By the 1990s there were 60,000 political prisoners. Torture is routine. Death squads operate openly.

In 1991 Egypt signed a structural adjustment program drawn up by the IMF which abolished subsidies on basic foods. Mass rioting erupted that forced the government of Hosni Mubarak to retreat.

Since then the government - worried about things getting totally out of hand - has oscillated between pushing ahead with more austerity measures and limited democratic concessions. 2005 saw a reported 712 strikes and demonstrations involving one million workers.

There have been militant strikes by women textile workers. Workers at a factory that used asbestos occupied it for six months.

Workers rebelled against the government-controlled "unions", forming factory committees to organise strikes. They have begun to link up these workplace committees in a Co-ordinating Committee of workers from industrial centres all over Egypt. Socialist, communist and nationalist groups have been active in the committees.

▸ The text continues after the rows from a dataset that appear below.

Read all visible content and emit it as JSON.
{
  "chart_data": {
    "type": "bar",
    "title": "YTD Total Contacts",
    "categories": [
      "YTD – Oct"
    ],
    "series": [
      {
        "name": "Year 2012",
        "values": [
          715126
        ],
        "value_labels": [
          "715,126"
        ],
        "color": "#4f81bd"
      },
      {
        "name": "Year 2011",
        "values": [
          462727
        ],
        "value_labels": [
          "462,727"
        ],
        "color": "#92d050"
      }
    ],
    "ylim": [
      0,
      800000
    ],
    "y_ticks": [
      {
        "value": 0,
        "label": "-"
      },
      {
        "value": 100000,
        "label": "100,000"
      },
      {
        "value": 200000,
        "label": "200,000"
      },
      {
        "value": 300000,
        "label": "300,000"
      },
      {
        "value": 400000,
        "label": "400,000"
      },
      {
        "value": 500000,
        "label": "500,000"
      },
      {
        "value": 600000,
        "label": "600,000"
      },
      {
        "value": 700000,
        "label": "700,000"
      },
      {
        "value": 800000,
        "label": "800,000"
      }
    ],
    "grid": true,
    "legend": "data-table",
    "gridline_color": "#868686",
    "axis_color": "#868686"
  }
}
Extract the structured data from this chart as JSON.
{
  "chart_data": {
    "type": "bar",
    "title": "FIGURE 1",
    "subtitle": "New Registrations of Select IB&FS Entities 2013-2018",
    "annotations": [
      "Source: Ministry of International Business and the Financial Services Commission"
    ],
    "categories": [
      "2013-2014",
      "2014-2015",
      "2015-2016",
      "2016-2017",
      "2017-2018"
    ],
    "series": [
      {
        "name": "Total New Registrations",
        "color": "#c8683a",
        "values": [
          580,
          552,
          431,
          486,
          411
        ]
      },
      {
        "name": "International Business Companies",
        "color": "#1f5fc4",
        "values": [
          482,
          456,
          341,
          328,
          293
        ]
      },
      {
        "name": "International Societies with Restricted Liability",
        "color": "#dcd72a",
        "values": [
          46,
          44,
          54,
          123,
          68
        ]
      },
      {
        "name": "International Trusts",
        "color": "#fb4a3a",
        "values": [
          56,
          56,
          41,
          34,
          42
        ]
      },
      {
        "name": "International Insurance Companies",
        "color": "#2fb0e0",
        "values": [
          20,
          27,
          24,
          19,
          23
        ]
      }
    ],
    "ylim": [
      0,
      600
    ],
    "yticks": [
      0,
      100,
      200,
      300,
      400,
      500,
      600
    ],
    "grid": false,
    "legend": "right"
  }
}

Recently, the Egyptian Movement for Change, KIFAYA ("Enough"), was formed, bringing together liberals, nationalists, socialists, Islamists and many young activists new to politics. It made a real splash, organising a series of protests for democratic rights. It has opened up the possibility of a radical new left emerging.

In country after country there is no lack of a willingness to fight. I have hardly mentioned Lebanon where there have been numerous mass strikes over the last five years, including a huge general strike earlier this year.

What is vital to take things forward is the establishment of a revolutionary left that offers a sharp alternative to the Islamists and the failed politics of Arab nationalism and Stalinism; a revolutionary left that looks to the power of workers and that breaks with the class collaborationist approach of the old Stalinist Communist Parties who argued for workers to unite with so-called "progressive" Arab capitalists and nationalist politicians.

What's needed is a party that fights for genuine workers' democracy; a party that leads an uncompromising struggle against US imperialist domination, for Palestinian liberation and against the obscenely rich local rulers. That is, a socialist party that fights for a society where workers rule and the enormous wealth of the region is used for the benefit of all.